VII Edición
Curso 2010 - 2011
La habitación 304
María Ros, 17 años
Colegio La Vall (Barcelona)
Traspasé la puerta y, como una bofetada, me golpeó la primera impresión. Era una sala muy grande y espaciosa llena de ancianos. Unos jugaban al ajedrez; otros intentaban levantarse solos de sus sillas, haciendo esfuerzos vanos e inútiles; incluso algunos caminaban hacia la puerta que daba al jardín con una rapidez insólita para su edad; los demás, simplemente sesteaban.
Reaccioné despacio, pero una vez repuesta me encaminé hacia una de las enfermeras y le pregunté en dónde se encontraba la habitación 304. Siguiendo sus indicaciones, subí las escaleras y llegué a la primera planta, pero allí no encontré mi objetivo. Como todavía me quedaban dos pisos más, cogí el ascensor.
Llegué y abrí la puerta. Dentro había dos camas, la más cercana era la de mi abuelo. Adentrándome, me di cuenta de que el segundo inquilino estaba presente. Miraba por la ventana, sentado en una silla de ruedas. Tenía una mirada profunda y penetrante, pero irradiaba tristeza. Sin dejar de mirar al horizonte, sus ojos lagrimeaban.
Apartando la vista de aquel infeliz anciano, saludé a mi abuelo y rápidamente entablamos conversación. Estaba cansado y dolorido tras la operación: apenas podía moverse. Sin embargo, sonreía. Al preguntarle el por qué de esa felicidad, teniendo en cuenta que estaba a punto de morir y era plenamente consciente de ello, me contestó que nada le hacía más feliz que recibir nuestras frecuentes visitas.
-Me alegro de que al fin hayas venido; pensaba que te habrías olvidado de mí.
Con una sonrisa le dije que mis padres no me habían permitido ir hasta entonces porque me consideraban pequeña para afrontar la realidad.
Conversamos de cosas triviales. Yo sabía que eso era exactamente lo que él necesitaba. Al cabo de un rato, me di cuenta de que el compañero de mi abuelo seguía mirando por la ventana. Al verlo, mi abuelo me explicó su historia: al ir haciéndose mayor, su familia lo internó en la residencia por no poder hacerse cargo de él debido a sus impedimentos físicos. Desde que compartían la habitación, no había logrado que pronunciara palabra alguna y siempre miraba hacia el horizonte. Nadie lo visitaba jamás y por ello suponía mi abuelo, era tan infeliz.
Afligida por la triste historia me acerqué a él y le hice señas para que viniera a jugar con nosotros al parchís. Me miró, pero su rostro seguía sin mostrar emociones. Pasados unos segundos, giró la cabeza hacia la ventana. Pero decidí que seguiría insistiendo.
Comencé a visitarles todos los días después de clase y siempre le dedicaba un tiempo al otro anciano, para que dejara la ventana y se nos uniera. Pero se mantenía firme en su postura. Aún así, no dejé nunca de proponérselo.

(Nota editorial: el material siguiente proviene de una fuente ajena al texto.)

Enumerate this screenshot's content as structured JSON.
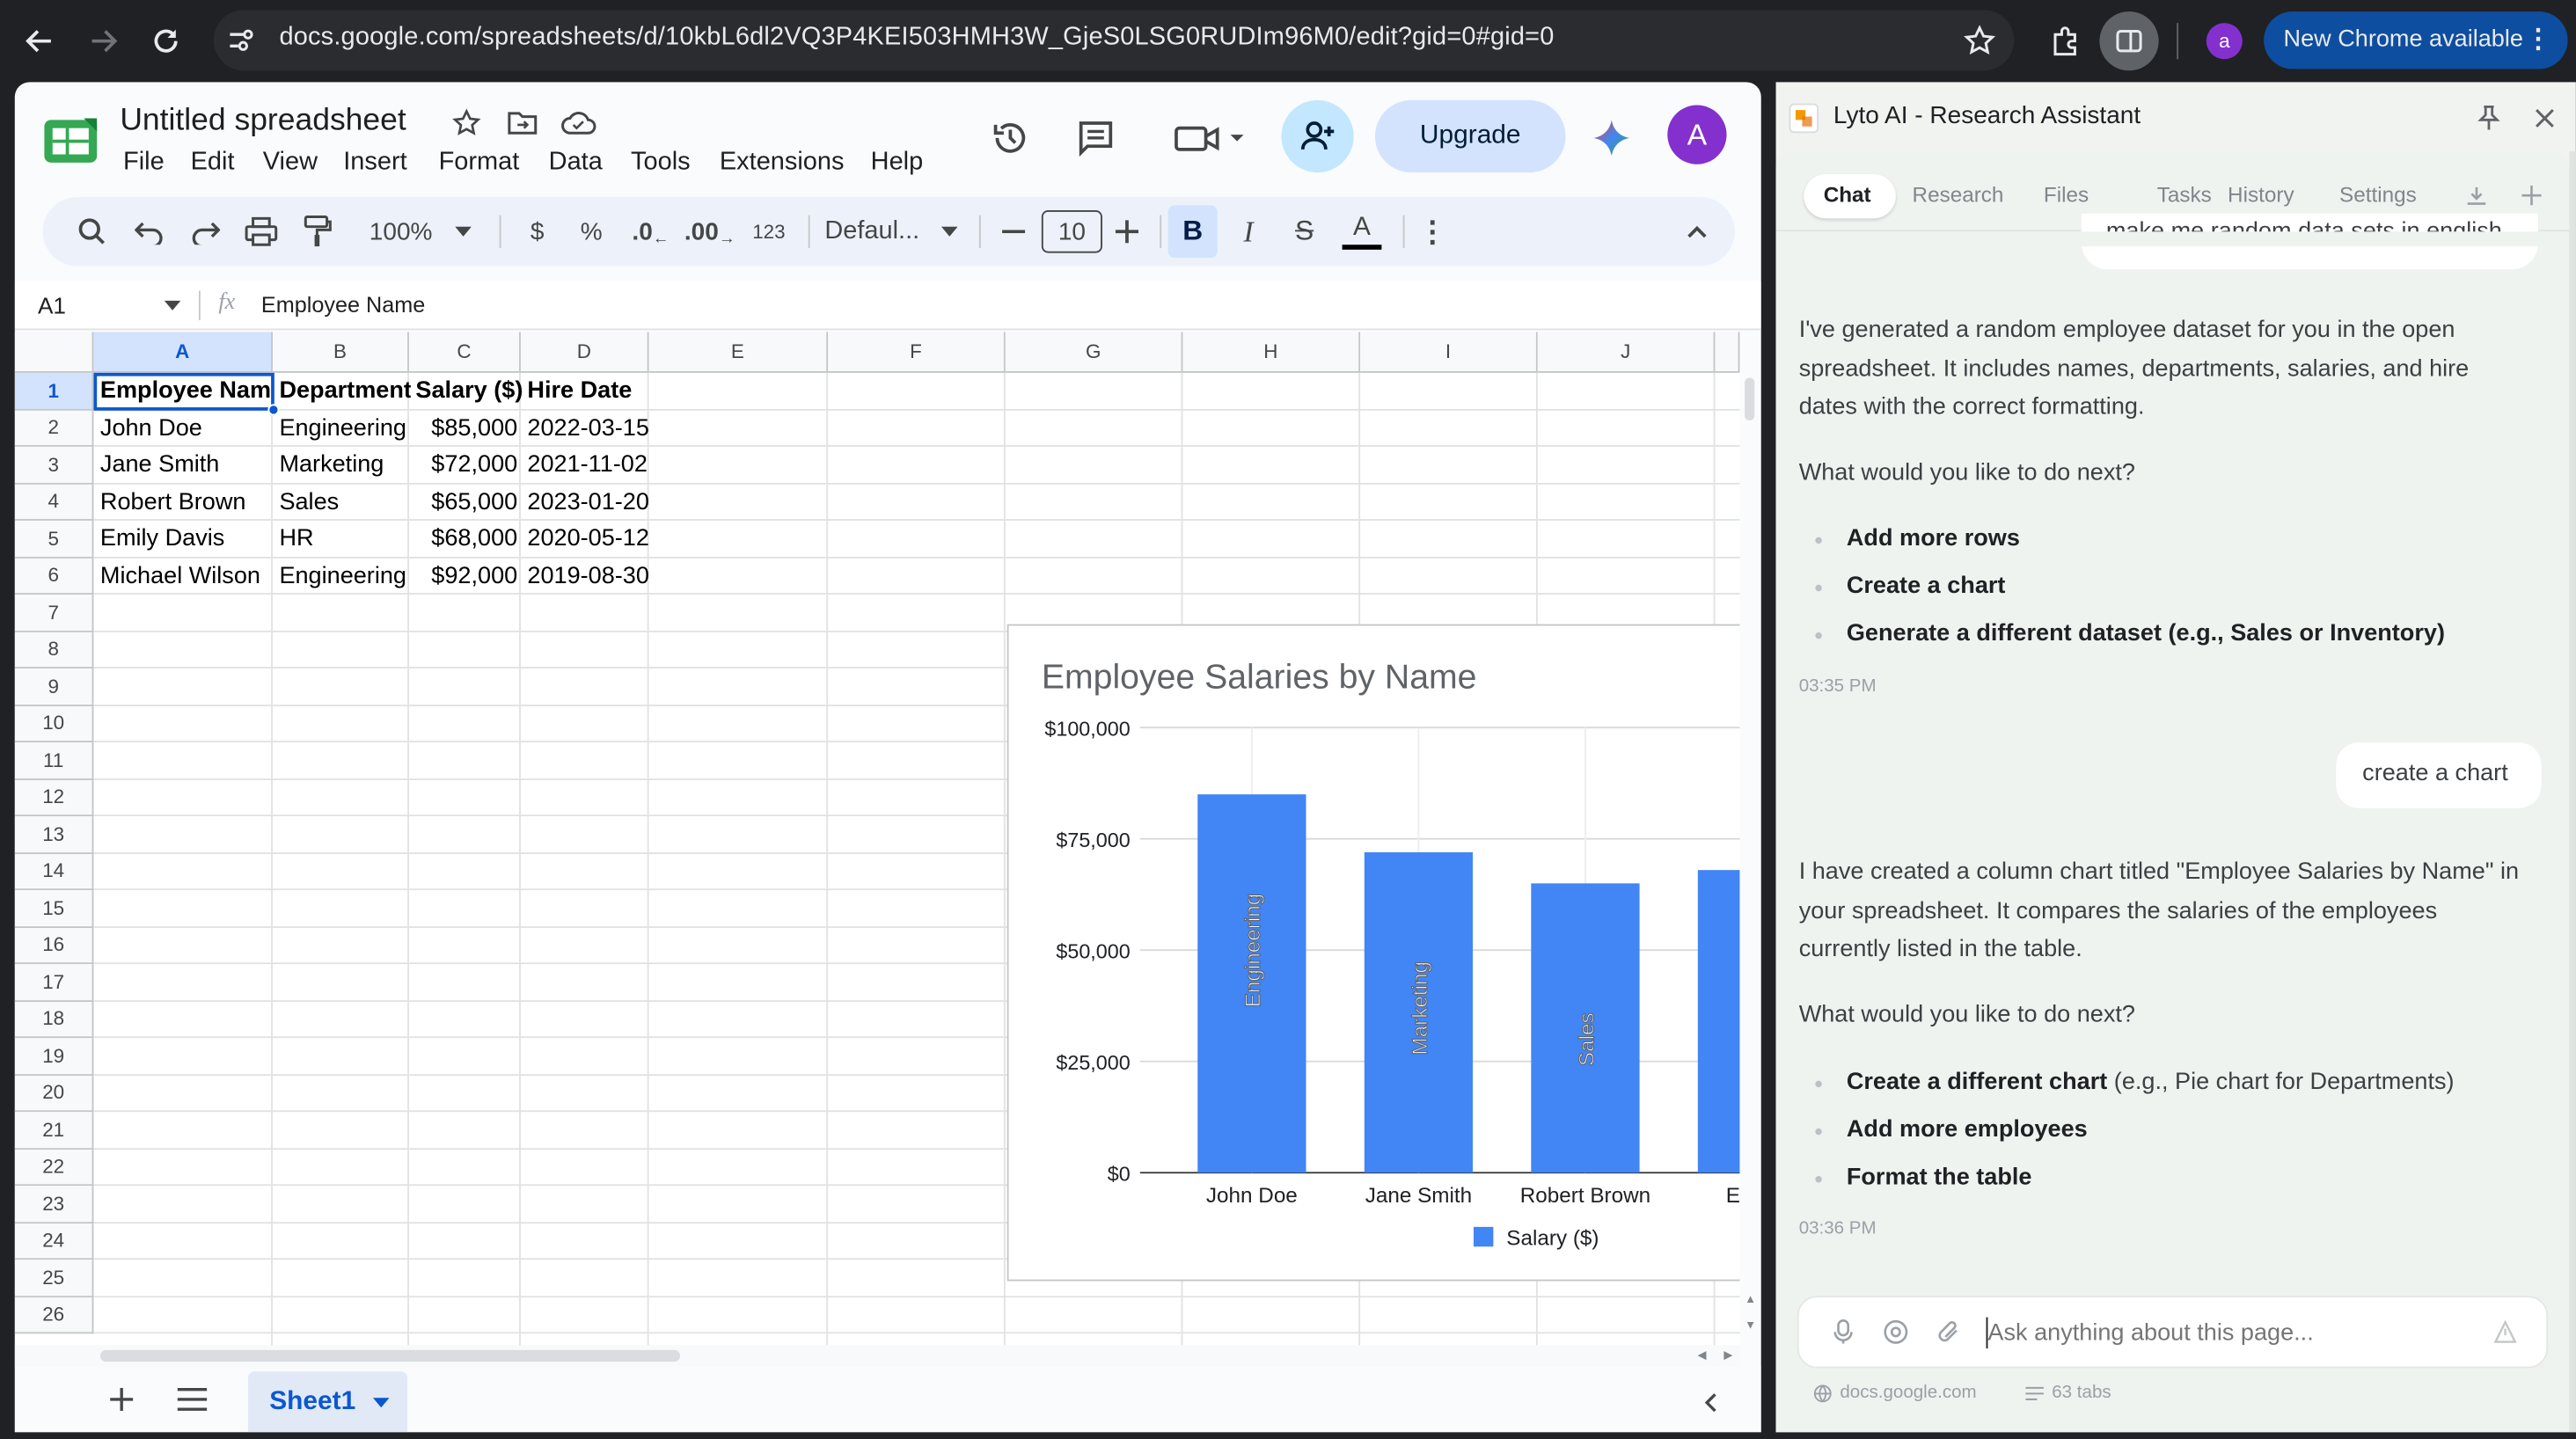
{
  "browser": {
    "url": "docs.google.com/spreadsheets/d/10kbL6dl2VQ3P4KEI503HMH3W_GjeS0LSG0RUDIm96M0/edit?gid=0#gid=0",
    "profile_initial": "a",
    "update_label": "New Chrome available"
  },
  "sheets": {
    "title": "Untitled spreadsheet",
    "menu": [
      "File",
      "Edit",
      "View",
      "Insert",
      "Format",
      "Data",
      "Tools",
      "Extensions",
      "Help"
    ],
    "upgrade_label": "Upgrade",
    "avatar_initial": "A",
    "toolbar": {
      "zoom": "100%",
      "currency": "$",
      "percent": "%",
      "dec_less": ".0",
      "dec_more": ".00",
      "number_format": "123",
      "font": "Defaul...",
      "font_size": "10"
    },
    "cell_ref": "A1",
    "formula_value": "Employee Name",
    "columns": [
      "A",
      "B",
      "C",
      "D",
      "E",
      "F",
      "G",
      "H",
      "I",
      "J"
    ],
    "row_numbers": [
      "1",
      "2",
      "3",
      "4",
      "5",
      "6",
      "7",
      "8",
      "9",
      "10",
      "11",
      "12",
      "13",
      "14",
      "15",
      "16",
      "17",
      "18",
      "19",
      "20",
      "21",
      "22",
      "23",
      "24",
      "25",
      "26"
    ],
    "rows": [
      [
        "Employee Name",
        "Department",
        "Salary ($)",
        "Hire Date"
      ],
      [
        "John Doe",
        "Engineering",
        "$85,000",
        "2022-03-15"
      ],
      [
        "Jane Smith",
        "Marketing",
        "$72,000",
        "2021-11-02"
      ],
      [
        "Robert Brown",
        "Sales",
        "$65,000",
        "2023-01-20"
      ],
      [
        "Emily Davis",
        "HR",
        "$68,000",
        "2020-05-12"
      ],
      [
        "Michael Wilson",
        "Engineering",
        "$92,000",
        "2019-08-30"
      ]
    ],
    "sheet_tab": "Sheet1"
  },
  "chart_data": {
    "type": "bar",
    "title": "Employee Salaries by Name",
    "categories": [
      "John Doe",
      "Jane Smith",
      "Robert Brown",
      "Emily"
    ],
    "series": [
      {
        "name": "Salary ($)",
        "values": [
          85000,
          72000,
          65000,
          68000
        ],
        "color": "#4285f4"
      }
    ],
    "bar_labels": [
      "Engineering",
      "Marketing",
      "Sales",
      ""
    ],
    "yticks": [
      "$0",
      "$25,000",
      "$50,000",
      "$75,000",
      "$100,000"
    ],
    "ylim": [
      0,
      100000
    ],
    "grid": true,
    "legend": "bottom"
  },
  "sidebar": {
    "title": "Lyto AI - Research Assistant",
    "tabs": [
      "Chat",
      "Research",
      "Files",
      "Tasks",
      "History",
      "Settings"
    ],
    "prev_user_msg": "make me random data sets in english",
    "msg1": "I've generated a random employee dataset for you in the open spreadsheet. It includes names, departments, salaries, and hire dates with the correct formatting.",
    "msg1_q": "What would you like to do next?",
    "msg1_bullets": [
      "Add more rows",
      "Create a chart",
      "Generate a different dataset (e.g., Sales or Inventory)"
    ],
    "ts1": "03:35 PM",
    "user_msg": "create a chart",
    "msg2": "I have created a column chart titled \"Employee Salaries by Name\" in your spreadsheet. It compares the salaries of the employees currently listed in the table.",
    "msg2_q": "What would you like to do next?",
    "msg2_b1_bold": "Create a different chart",
    "msg2_b1_rest": " (e.g., Pie chart for Departments)",
    "msg2_bullets": [
      "Add more employees",
      "Format the table"
    ],
    "ts2": "03:36 PM",
    "input_placeholder": "Ask anything about this page...",
    "footer_domain": "docs.google.com",
    "footer_tabs": "63 tabs"
  },
  "colors": {
    "accent": "#0b57d0",
    "bar": "#4285f4",
    "upgrade_bg": "#d3e3fd",
    "avatar": "#8430ce"
  }
}
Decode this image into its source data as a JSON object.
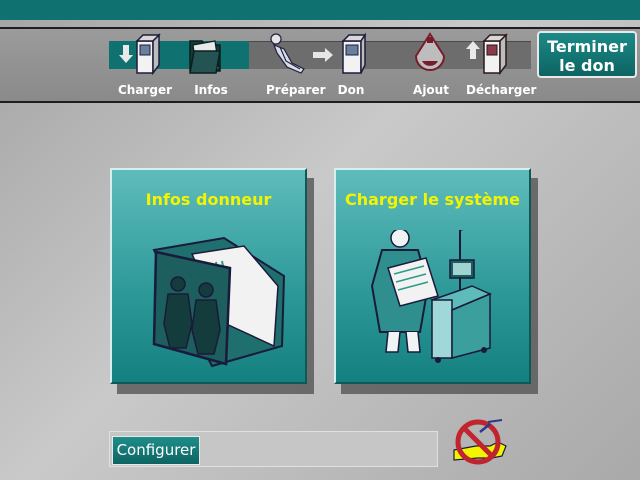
{
  "steps": [
    {
      "label": "Charger",
      "icon": "cartridge-load-icon",
      "done": true
    },
    {
      "label": "Infos",
      "icon": "folder-icon",
      "done": true
    },
    {
      "label": "Préparer",
      "icon": "donor-chair-icon",
      "done": false
    },
    {
      "label": "Don",
      "icon": "donation-machine-icon",
      "done": false
    },
    {
      "label": "Ajout",
      "icon": "solution-bag-icon",
      "done": false
    },
    {
      "label": "Décharger",
      "icon": "cartridge-unload-icon",
      "done": false
    }
  ],
  "end_button": {
    "line1": "Terminer",
    "line2": "le don"
  },
  "tiles": {
    "donor_info": {
      "title": "Infos donneur",
      "icon": "donor-folder-icon"
    },
    "load_system": {
      "title": "Charger le système",
      "icon": "operator-machine-icon"
    }
  },
  "config_button": {
    "label": "Configurer"
  },
  "status": {
    "icon": "no-donor-icon"
  },
  "colors": {
    "accent": "#0f7270",
    "tile": "#2b9797",
    "title_text": "#f4f400",
    "background": "#b8b8b8"
  }
}
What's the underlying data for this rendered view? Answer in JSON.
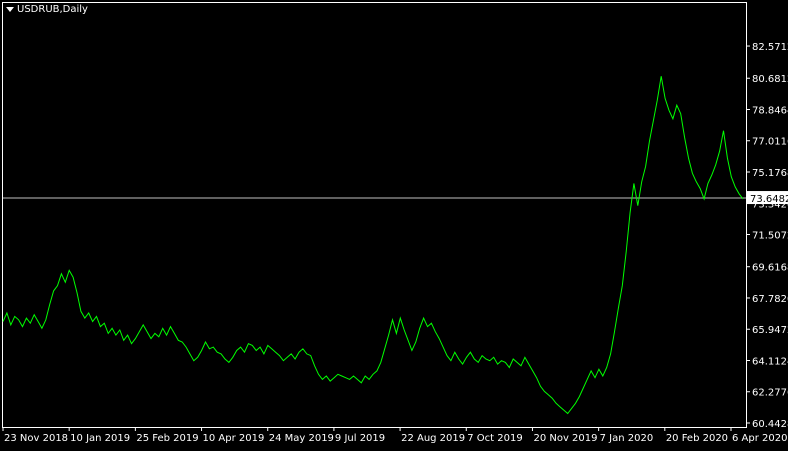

Un buen día, por fin, se animó a jugar al ajedrez con mi abuelo. Con el tiempo descubrimos que era la mar de simpático. No hablaba, pues hacía un tiempo que se quedó sin voz, pero se reía con frecuencia.
Hoy vuelvo a la residencia, abro la puerta de la habitación 304 y encuentro una de las camas vacías. Ni siquiera tiene las sábanas puestas. Mi abuelo murió, pero no vengo a recordarle sino que tengo una partida de ajedrez pendiente.
Lo encuentro, como siempre, mirando por la ventana, intentando descubrir el sentido de la vida. Sin embargo, al sentirme vuelve la cabeza y me sonríe. Mientras jugamos, le cuento mis cosas y él ríe. Le dirijo un pequeño pensamiento a mi abuelo. Si no fuera por él, su compañero de habitación seguiría lamentándose en silencio, preso en una residencia para gente mayor. Sin embargo, ahora juega al ajedrez con una persona que lo quiere de veras, soltando mudas carcajadas que inundan mi corazón.